What's on the Front Page
On July 1, 1876, just days after America's centennial celebration, The Copiahan of Hazlehurst, Mississippi focuses on economic self-reliance and regional reconstruction. The lead story—reprinted from the Port Gibson Reveille—urges Mississippians to stop sending money North for manufactured goods. The editorial is blunt: a Georgia farmer (pen name 'Wool Hat') sold wool to Pennsylvania at 37.5 cents per pound, then bought a hat back made from that same wool at six dollars per pound. His hide went to New York to be tanned, then returned at seven times the original price. The message is clear: the South is being systematically impoverished by Northern industrial dominance. The paper also covers a failed assassination attempt on local man Wm. H. Matthews in Copiah County (January 15th, with a reward still outstanding), celebrates farmers like Jo H. Catching who are achieving independence through diversified crops—50 bushels of cow peas, 400 of corn, 500 of oats—and reprints a touching poem about estrangement. The issue closes with a nostalgic piece on Virginia barbecues as political assemblies, contrasting their honest debate with modern Northern campaign methods.
Why It Matters
This newspaper captures the South just 11 years after Appomattox, in the depths of Reconstruction. Mississippi was still under Federal oversight (military Reconstruction officially ended in 1874). The economic desperation underlying these editorials is real: the South's agricultural economy had been shattered, and Northern manufacturers held all the advantages of capital, transportation, and tariff protection. The 'buy local' argument wasn't idealistic—it was survival. The repeated emphasis on self-sufficiency and home industry reflects the South's genuine economic colonization by the North. Meanwhile, the assassination attempt on Matthews hints at the political violence that characterized Mississippi politics in the 1870s, when freedmen's political participation was being systematically suppressed. This is the era of the 'Redeemer' movement gaining steam.
Hidden Gems
- A 13-year-old in Detroit founded a newspaper in his father's cellar using type purchased with money from selling scrap iron, hired his sister as an apprentice, but his father destroyed the press to shoot cats and his mother burned the wooden type for kindling. The boy was then 'wedded to the handle of a lawn mower' (beaten) but declared he couldn't be 'crushed out nor tightened off the track by noblood thirsty mob'—a surprisingly defiant child editor.

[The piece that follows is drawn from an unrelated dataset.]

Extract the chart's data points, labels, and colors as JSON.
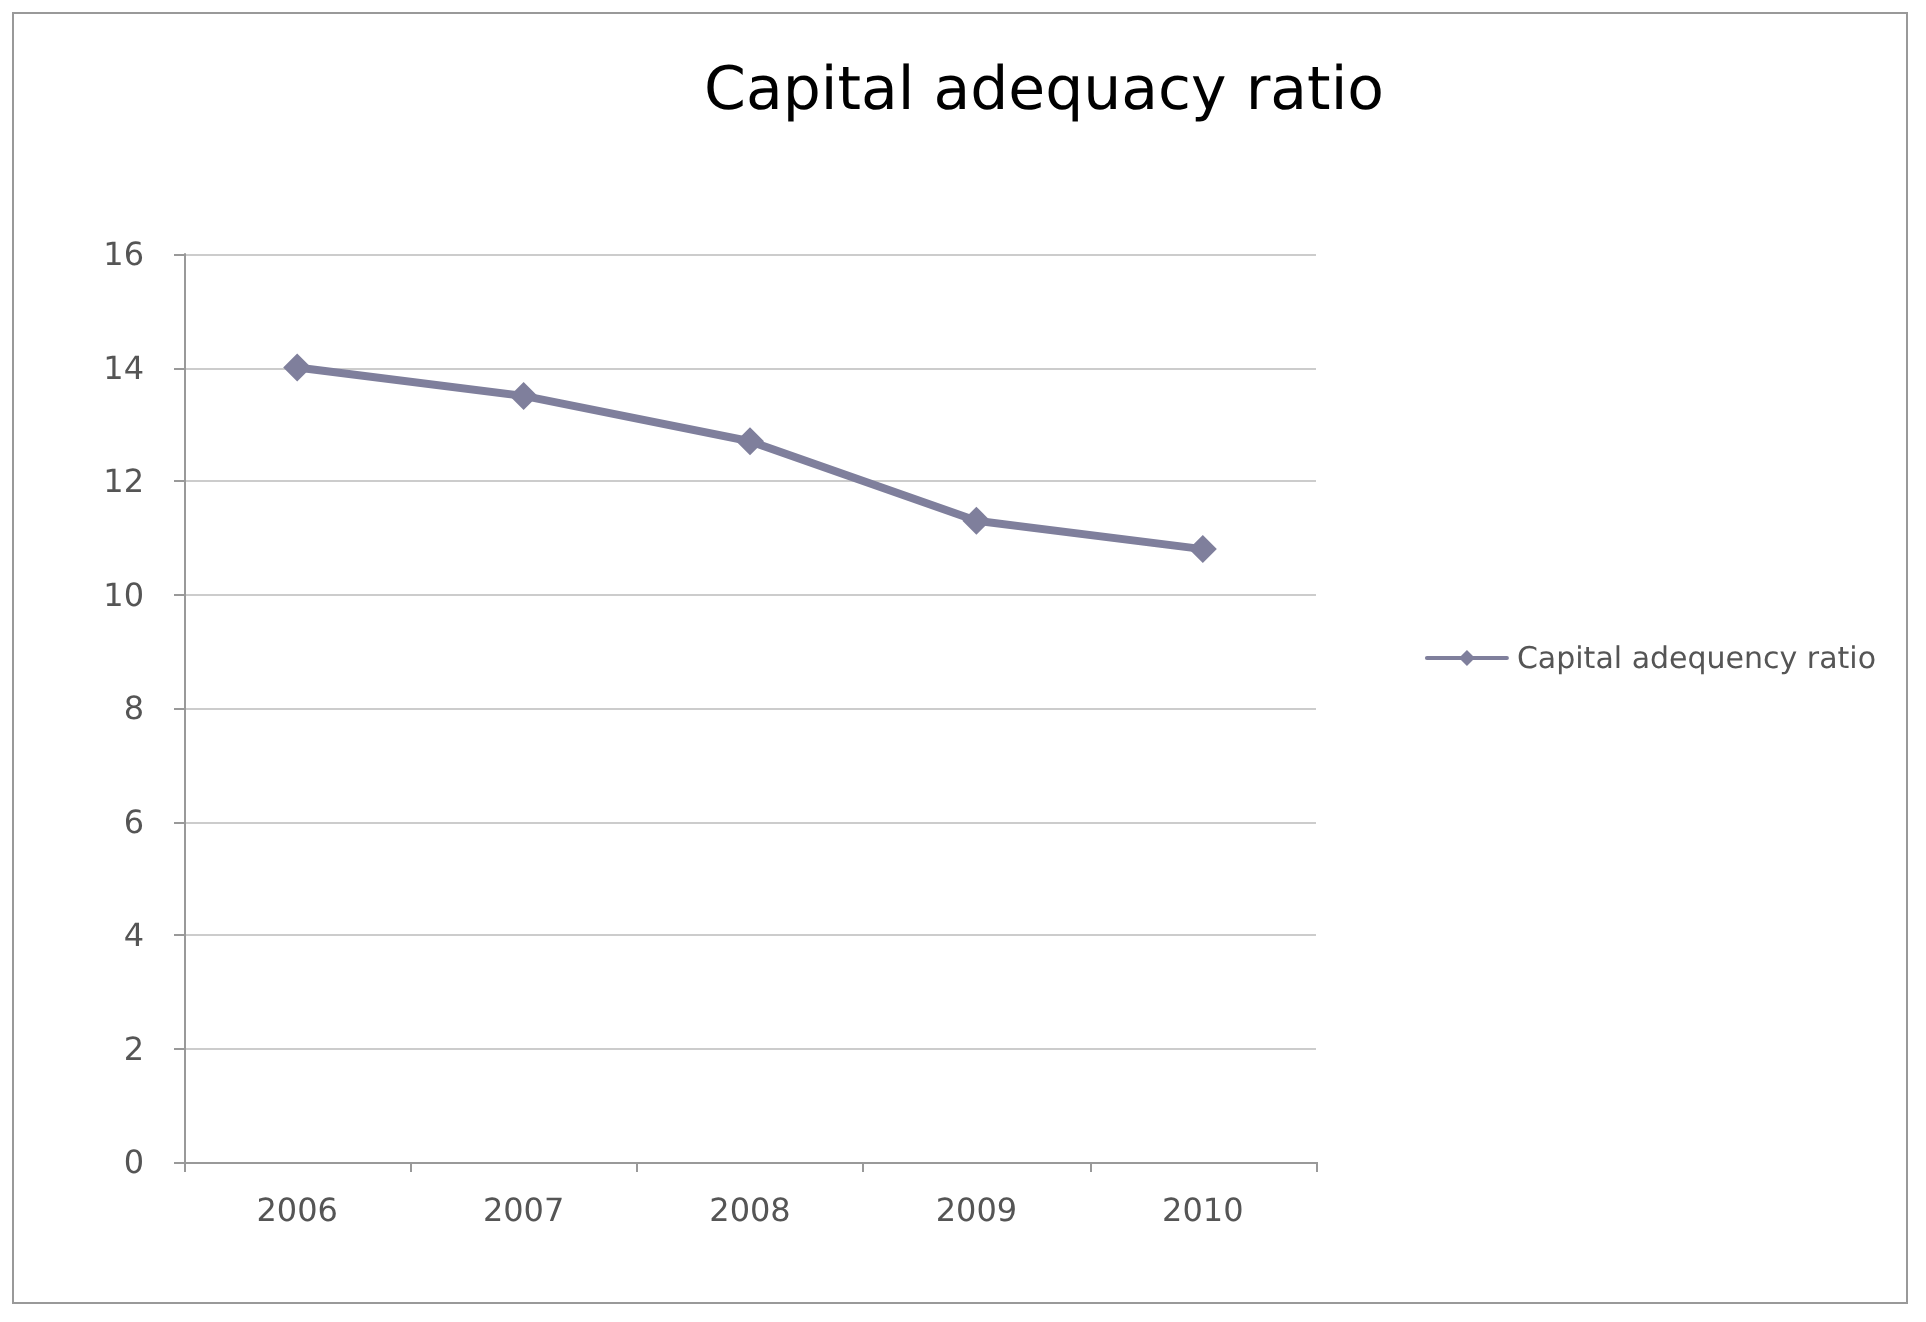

- The Port Gibson Reveille quotes a farmer's calculation showing markup cascades: wool sold at 37.5¢/lb was returned as a hat at $6/lb equivalent; hides sold at 5¢/lb came back tanned and heavier at 35¢/lb. This quantifies exactly how post-bellum Southern agriculture was being economically gutted.
- Judge Mayers' charge to the grand jury explicitly connects official negligence to vigilante justice: 'People took the laws into their own hands because courts and officials failed to do their duty'—a candid admission that formal law wasn't protecting Mississippians from crime.
- One Hinds County farmer, Dr. Stockton near Clinton, sold five beef cattle to a Jackson butcher weighing 6,495 pounds total—evidence that Mississippi was still producing quality livestock, contradicting narratives of complete agricultural collapse.
- An editor from Monroe, Georgia brazenly announced: 'If the people don't attend [primary conventions], we will do as we did...pick up two or three fellows and go into the courthouse and elect delegates to suit ourselves'—essentially admitting to electoral manipulation in print.
Fun Facts
- The Copiahan quotes the Vicksburg Herald's commentary that a public man without enemies 'is generally a man without pluck, and a trimmer to boot'—this is 1876 Mississippi, where political enemies weren't just rhetorical; the assassination attempt on Matthews mentioned in the same issue happened just months earlier.
- The paper celebrates Jo H. Catching's 50 bushels of cow peas, 400 of corn, and 500 of oats as 'the sure road to thrift and independence.' This emphasis on crop diversification was revolutionary advice in the post-Civil War South, where the sharecrop system was locking farmers (especially freedmen) into single-crop cotton dependency.
- The 'Wool Hat' editorial quantifies how much the South lost to Northern manufacturing: a farmer's raw materials were being sold cheap, shipped North, processed into finished goods, and sold back at 6-7x markup. This dynamic would persist through the entire Jim Crow era and contributed to wealth disparities that lasted into the 21st century.
- The nostalgic essay on Virginia barbecues laments 'Ichabod is written upon its venerable forehead'—the author believes the old Southern tradition of open political debate at barbecues has died with Reconstruction. This newspaper was written in an era when the South felt it was losing its cultural authority.
- The paper runs a romantic poem about estrangement that could reference the broader sectional wound: 'Is this great gulf that lies betwixt / Thy soul and mine, forever fix'd?' Written just 11 years after the war ended, this private heartbreak mirrors the nation's unhealed division.